After the child is adjudicated a child in need of assistance, the court will hold a dispositional hearing. At this hearing, the court will determine what services are necessary for the parents in helping improve the circumstances which led to the CINA petition. The court will ask the parents what services they think are necessary. DHS and social workers will help the parents comply with the recommendations, but it is ultimately the parent’s responsibility to follow through on participating in the services. The child may also be given services.  
The court will also decide who will have custody of the child. The child may be allowed to live in the parent’s home while they receive services, or the child will be removed (or continue to be removed) with legal custody awarded to DHS or another agency. The court may also give legal custody to the other parent, a relative, or other suitable person.  The court should allow the child to remain home with the child’s parent whenever possible. However, the court will only allow this if it is clear the child will be safe returning home.  
The court will hold review hearings, when it will check in on the progress of the parents and decide whether any additional services are necessary.

If a child has been removed, the law requires a hearing on a permanent placement plan for the children within twelve months. Under certain circumstances, such as if parents have not participated in the necessary services despite the best efforts of DHS, the permanency hearing will be held after 6 months. At the permanency hearing, a judge will:

  • Return the child home
  • enter an order to continue the child’s out of home placement for an additional six moths 
  • Order the county attorney to begin proceedings to terminate the parent-child relationship 
  • Enter some other order, including to transfer guardianship and custody to a suitable person, or from one parent to another parent. 

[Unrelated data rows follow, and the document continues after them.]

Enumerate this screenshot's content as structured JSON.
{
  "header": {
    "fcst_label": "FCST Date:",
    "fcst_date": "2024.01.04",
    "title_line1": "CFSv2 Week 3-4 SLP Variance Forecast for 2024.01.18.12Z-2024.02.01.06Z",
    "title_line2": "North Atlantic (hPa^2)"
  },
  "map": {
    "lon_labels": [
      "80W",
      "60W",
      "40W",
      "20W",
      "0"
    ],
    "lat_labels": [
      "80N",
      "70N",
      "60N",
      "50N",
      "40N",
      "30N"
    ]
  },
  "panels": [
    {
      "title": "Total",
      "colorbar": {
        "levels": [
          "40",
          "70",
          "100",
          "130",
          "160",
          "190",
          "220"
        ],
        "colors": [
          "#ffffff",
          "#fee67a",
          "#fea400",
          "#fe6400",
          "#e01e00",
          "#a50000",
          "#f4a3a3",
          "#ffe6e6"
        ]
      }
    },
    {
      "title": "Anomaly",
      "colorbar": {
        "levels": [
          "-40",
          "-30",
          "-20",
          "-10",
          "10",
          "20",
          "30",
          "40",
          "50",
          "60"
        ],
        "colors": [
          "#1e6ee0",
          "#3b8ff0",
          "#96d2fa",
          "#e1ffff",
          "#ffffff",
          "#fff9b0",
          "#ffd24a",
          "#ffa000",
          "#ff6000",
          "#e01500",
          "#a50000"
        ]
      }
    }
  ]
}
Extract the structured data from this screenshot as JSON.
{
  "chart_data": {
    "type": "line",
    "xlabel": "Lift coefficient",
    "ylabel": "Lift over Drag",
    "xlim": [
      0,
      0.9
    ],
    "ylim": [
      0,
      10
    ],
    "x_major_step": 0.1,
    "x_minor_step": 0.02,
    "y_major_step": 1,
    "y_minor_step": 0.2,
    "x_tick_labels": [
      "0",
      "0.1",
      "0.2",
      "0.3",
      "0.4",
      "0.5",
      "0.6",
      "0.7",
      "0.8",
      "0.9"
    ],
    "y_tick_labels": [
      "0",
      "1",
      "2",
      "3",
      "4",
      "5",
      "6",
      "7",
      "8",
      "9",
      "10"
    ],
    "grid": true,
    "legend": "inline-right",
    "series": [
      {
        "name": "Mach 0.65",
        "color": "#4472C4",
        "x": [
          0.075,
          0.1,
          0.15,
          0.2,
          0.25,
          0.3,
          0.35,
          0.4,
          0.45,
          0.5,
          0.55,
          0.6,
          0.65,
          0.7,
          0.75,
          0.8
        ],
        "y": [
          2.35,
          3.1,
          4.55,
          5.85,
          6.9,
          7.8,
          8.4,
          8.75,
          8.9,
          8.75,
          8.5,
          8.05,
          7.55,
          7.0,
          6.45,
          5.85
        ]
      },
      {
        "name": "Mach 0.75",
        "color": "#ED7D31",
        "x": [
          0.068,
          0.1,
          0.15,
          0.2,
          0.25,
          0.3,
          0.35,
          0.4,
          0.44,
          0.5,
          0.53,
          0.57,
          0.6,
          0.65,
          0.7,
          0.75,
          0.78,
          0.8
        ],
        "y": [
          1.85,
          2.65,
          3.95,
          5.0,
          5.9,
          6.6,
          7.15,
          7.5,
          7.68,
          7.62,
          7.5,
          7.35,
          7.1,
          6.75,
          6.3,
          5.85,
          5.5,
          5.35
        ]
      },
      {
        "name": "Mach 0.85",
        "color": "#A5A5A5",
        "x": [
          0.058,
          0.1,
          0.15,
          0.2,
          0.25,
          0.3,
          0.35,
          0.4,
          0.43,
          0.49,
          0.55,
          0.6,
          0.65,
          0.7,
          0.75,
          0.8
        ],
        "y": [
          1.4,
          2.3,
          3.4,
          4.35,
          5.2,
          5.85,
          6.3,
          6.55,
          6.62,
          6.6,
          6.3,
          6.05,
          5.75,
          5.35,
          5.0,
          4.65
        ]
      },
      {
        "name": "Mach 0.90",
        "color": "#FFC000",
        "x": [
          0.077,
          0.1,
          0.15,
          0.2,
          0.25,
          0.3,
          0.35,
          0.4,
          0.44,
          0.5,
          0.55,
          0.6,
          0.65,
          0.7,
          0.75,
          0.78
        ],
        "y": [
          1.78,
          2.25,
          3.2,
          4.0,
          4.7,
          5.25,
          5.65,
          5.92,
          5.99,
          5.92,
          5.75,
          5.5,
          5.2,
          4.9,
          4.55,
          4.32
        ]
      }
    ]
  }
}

The most serious outcome is the termination of parental rights, which will remove any rights the parent has to the child, including visitation. If a child cannot be safely returned at the time of the permanency hearing, the parent may argue they should be allowed 6 more months to resolve the issues. The parent will need to present evidence that they deserve these additional 6 months, and that the child will likely be returned home after this time. It helps if the parents have been complying with services, and have begun to show improvement, even if they are not quite to the point necessary.   If a petition is filed for termination of parental rights, there will be a trial. Though this is a separate case, the parent will still have the right to an attorney, to assist them with the termination trial.